Le président du Tajamoue Amel El-Jazair (TAJ), Amar Ghoul, qui a mis en garde les manifestants, qui rejetaient la feuille de route du président, contre un brasier que «seul Dieu pourrait éteindre», il y a juste une semaine, revient à de meilleurs sentiments.
A l’instar de tous les ralliés de la 25ème heure ayant abandonné le président Bouteflika, le TAJ estime que l'activation de l’article 102 de la Constitution proposée par Gaid Salah «pourrait être une partie de la solution».
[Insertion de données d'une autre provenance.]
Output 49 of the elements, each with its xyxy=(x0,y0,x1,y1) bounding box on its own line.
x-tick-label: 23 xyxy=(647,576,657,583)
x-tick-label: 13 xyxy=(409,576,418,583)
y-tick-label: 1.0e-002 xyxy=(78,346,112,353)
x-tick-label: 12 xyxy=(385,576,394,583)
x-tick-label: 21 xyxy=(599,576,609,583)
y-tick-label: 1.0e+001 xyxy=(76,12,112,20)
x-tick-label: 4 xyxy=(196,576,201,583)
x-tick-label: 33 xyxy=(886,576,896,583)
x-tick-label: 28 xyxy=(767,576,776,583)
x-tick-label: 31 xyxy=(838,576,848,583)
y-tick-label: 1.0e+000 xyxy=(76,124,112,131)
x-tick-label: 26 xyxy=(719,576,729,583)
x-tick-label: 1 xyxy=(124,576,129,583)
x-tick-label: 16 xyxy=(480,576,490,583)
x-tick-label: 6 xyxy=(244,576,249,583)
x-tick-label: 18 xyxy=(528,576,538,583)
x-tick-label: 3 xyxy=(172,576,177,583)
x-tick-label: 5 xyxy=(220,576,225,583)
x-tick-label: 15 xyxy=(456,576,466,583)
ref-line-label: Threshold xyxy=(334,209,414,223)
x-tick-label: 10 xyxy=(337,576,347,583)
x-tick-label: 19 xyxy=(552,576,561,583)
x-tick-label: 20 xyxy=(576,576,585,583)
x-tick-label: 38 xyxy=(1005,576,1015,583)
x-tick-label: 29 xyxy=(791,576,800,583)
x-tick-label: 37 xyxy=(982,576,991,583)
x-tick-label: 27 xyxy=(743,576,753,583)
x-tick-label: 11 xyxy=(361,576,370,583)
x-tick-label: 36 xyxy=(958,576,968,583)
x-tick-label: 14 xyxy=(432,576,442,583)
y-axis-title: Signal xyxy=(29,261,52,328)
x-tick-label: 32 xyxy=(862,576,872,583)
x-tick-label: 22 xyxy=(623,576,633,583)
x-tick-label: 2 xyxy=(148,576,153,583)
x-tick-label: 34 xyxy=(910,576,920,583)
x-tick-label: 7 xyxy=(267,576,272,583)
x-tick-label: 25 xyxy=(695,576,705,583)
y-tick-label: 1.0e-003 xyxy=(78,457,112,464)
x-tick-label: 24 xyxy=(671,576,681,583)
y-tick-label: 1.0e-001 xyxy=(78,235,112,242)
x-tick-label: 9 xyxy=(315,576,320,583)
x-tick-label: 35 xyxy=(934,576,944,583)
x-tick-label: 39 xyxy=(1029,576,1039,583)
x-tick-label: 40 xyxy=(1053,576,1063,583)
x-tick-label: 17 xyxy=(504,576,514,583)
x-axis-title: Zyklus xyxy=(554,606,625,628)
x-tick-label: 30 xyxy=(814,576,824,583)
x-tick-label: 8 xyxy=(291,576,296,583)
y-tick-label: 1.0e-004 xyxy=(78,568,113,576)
«L'article 102 de la Constitution pourrait être une partie de la solution, pour peu qu'il prévoie une série de propositions à l'instar de l'entente, de la coopération et de la solidarité interinstitutionnelle, son accueil favorable par le mouvement populaire à travers ses revendications légitimes», souligne un communiqué de ce parti à l'issue d'une réunion «urgente» ce jeudi, de son bureau politique.
Ayant soutenu jusqu'à la dernière minute la «Conférence nationale inclusive» du président, Amar Ghoul et son parti veulent visiblement se replacer pour avoir les bonnes grâces du «nouveau pouvoir».
«Il faut qu'il soit (l’article 102 ndlr) accueilli favorablement par le peuple et qu'il réponde à leurs aspirations et objectifs, outre l'approbation de la majorité de la classe politique active et la société civile», a expliqué le TAJ dans son communiqué.
Le parti d’Amar Ghoul veut désormais surfer sur la vague populaire en annonçant le lancement «d'une initiative aux fins de contribuer, aux côtés de tous les Algériens à surmonter le statut quo et à prémunir l'Algérie contre les dangers qui la guettent».
Dans cette veine, le TAJ a appelle toutes les parties et les composantes du peuple algérien à «faire prévaloir la voie de la sagesse, de la raison et la culture de la coexistence, en faisant prévaloir l'intérêt suprême du pays».
C’est pourquoi il déterre un élément de langage de la feuille de route présidentielle pour proposer un «dialogue inclusif et responsable» entre composantes du peuple algérien et le mouvement populaire, la classe politique, la société civile, les instances et les établissements concernés.
Ghoul et son TAJ qui considéraient la dernière lettre du président comme la «seule solution» pour éviter le chaos, estime cette fois encore que son dialogue «inclusif» est «l'unique issue à même de permettre d'éviter de verser dans les dérapages et les dépassements».